0: enter block (scope)
1: Foo::Foo()
2. evaluation of bar(); as expression in return statement
3. save result of the expression as value returned from function
4. finalize return statement to leave function to its caller (request exit from current scope)
5: exit block (scope) with call to  Foo::~Foo()

Here are some references from the standard:

• What program execution guarantees, generally

1.9 Program execution

10 An instance of each object with automatic storage duration (3.7.2) is
associated with each entry into its
block.

• The foo is of automatic storage duration and:

3.7.2 Automatic storage duration

1 Local objects explicitly declared auto or register or not explicitly declared
static or extern have automatic storage duration. The storage for
these objects lasts until the block in which they are created exits.

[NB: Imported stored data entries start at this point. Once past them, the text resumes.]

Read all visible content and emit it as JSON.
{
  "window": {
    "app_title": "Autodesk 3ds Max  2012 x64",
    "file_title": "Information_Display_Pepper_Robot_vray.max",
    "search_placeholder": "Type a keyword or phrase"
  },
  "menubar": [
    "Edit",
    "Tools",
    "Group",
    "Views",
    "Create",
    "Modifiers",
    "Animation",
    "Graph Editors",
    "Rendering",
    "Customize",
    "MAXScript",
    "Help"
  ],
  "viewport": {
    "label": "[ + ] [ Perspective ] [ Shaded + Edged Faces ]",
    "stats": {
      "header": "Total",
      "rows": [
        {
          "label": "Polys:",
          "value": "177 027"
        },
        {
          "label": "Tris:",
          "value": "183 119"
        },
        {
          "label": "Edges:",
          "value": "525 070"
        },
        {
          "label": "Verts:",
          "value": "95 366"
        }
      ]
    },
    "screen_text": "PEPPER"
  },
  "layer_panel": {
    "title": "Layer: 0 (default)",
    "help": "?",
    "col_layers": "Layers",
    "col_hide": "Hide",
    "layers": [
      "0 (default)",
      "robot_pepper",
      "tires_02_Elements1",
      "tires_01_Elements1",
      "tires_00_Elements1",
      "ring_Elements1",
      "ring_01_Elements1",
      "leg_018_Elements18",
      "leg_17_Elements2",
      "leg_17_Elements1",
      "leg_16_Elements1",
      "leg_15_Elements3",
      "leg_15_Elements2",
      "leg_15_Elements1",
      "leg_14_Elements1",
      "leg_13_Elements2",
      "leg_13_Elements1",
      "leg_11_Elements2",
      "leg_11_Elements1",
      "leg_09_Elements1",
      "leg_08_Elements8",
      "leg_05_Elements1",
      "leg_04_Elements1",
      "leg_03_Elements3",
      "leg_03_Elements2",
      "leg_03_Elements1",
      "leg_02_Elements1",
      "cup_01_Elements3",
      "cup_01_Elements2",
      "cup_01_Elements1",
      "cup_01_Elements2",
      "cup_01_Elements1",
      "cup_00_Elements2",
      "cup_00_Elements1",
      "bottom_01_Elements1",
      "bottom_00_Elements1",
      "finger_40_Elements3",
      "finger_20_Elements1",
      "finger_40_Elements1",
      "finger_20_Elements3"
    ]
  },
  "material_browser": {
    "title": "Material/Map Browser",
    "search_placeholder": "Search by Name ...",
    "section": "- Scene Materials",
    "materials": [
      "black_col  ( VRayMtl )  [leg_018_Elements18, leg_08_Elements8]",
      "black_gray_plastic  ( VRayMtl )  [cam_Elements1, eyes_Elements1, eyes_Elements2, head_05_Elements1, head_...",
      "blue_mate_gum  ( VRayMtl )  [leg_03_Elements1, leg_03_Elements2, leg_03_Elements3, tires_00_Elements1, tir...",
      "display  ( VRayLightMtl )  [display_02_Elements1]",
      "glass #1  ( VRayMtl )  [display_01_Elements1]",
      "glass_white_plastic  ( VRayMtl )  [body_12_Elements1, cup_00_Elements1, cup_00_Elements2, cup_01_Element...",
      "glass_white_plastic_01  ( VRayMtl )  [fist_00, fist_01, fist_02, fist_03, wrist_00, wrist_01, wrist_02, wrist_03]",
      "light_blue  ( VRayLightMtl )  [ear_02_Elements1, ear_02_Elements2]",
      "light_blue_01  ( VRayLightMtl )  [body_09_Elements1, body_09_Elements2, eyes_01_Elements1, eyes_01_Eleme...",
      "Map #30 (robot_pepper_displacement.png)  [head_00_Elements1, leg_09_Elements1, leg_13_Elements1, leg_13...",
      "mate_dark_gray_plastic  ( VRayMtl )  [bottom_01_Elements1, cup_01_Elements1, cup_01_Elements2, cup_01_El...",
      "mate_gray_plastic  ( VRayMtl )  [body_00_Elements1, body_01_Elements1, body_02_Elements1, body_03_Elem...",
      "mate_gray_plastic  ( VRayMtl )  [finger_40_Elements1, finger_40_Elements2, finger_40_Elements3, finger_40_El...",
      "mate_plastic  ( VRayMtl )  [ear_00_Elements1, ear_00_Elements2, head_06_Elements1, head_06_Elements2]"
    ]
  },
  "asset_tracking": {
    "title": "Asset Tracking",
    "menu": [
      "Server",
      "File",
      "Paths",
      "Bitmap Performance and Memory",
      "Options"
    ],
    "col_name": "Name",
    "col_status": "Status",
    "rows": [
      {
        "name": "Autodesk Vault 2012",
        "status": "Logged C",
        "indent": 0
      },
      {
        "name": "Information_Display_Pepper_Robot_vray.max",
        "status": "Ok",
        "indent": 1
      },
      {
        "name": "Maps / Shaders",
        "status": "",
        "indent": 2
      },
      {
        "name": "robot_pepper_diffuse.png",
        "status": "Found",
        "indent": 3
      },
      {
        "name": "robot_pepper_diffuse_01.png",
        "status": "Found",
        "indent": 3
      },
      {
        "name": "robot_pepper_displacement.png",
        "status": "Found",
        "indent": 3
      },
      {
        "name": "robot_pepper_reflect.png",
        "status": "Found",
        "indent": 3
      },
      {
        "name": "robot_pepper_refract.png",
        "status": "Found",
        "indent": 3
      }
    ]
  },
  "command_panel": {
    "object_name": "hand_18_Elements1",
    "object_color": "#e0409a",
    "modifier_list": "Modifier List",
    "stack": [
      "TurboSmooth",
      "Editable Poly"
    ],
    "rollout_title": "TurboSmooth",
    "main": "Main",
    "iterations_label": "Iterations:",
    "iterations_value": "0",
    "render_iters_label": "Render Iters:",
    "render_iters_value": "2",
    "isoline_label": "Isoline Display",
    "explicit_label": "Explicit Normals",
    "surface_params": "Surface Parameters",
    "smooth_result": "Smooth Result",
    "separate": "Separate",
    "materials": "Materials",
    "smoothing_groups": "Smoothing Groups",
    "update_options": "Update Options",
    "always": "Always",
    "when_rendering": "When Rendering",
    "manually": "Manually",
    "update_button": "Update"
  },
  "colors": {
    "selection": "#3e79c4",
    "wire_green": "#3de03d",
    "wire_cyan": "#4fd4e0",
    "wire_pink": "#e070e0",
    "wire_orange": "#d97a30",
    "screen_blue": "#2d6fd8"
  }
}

• What is actual effect of return statement

6.6.3 The return statement

2 (…) the value of the expression is returned to the caller of the function

and

6.6 Jump statements (return belongs to jump statements)

2 On exit from a scope (however accomplished), destructors (12.4) are called for all
constructed objects with automatic storage duration (3.7.2)

• What guarantees that the effect occurs

6.7 Declaration statement

2 Variables with automatic storage duration declared in the block are
destroyed on exit from the block

and

12.4 Destructors

10 Destructors are invoked implicitly (1) for a constructed
object with static storage duration
(3.7.1) at program termination
(3.6.3), (2) for a constructed object
with automatic storage duration
(3.7.2) when the block in which the
object is created exits (6.7)

It is not easy to grasp single idea form details scattered around all the C++ standard. Hopefully, quick overview will help you to make such analysis yourself too.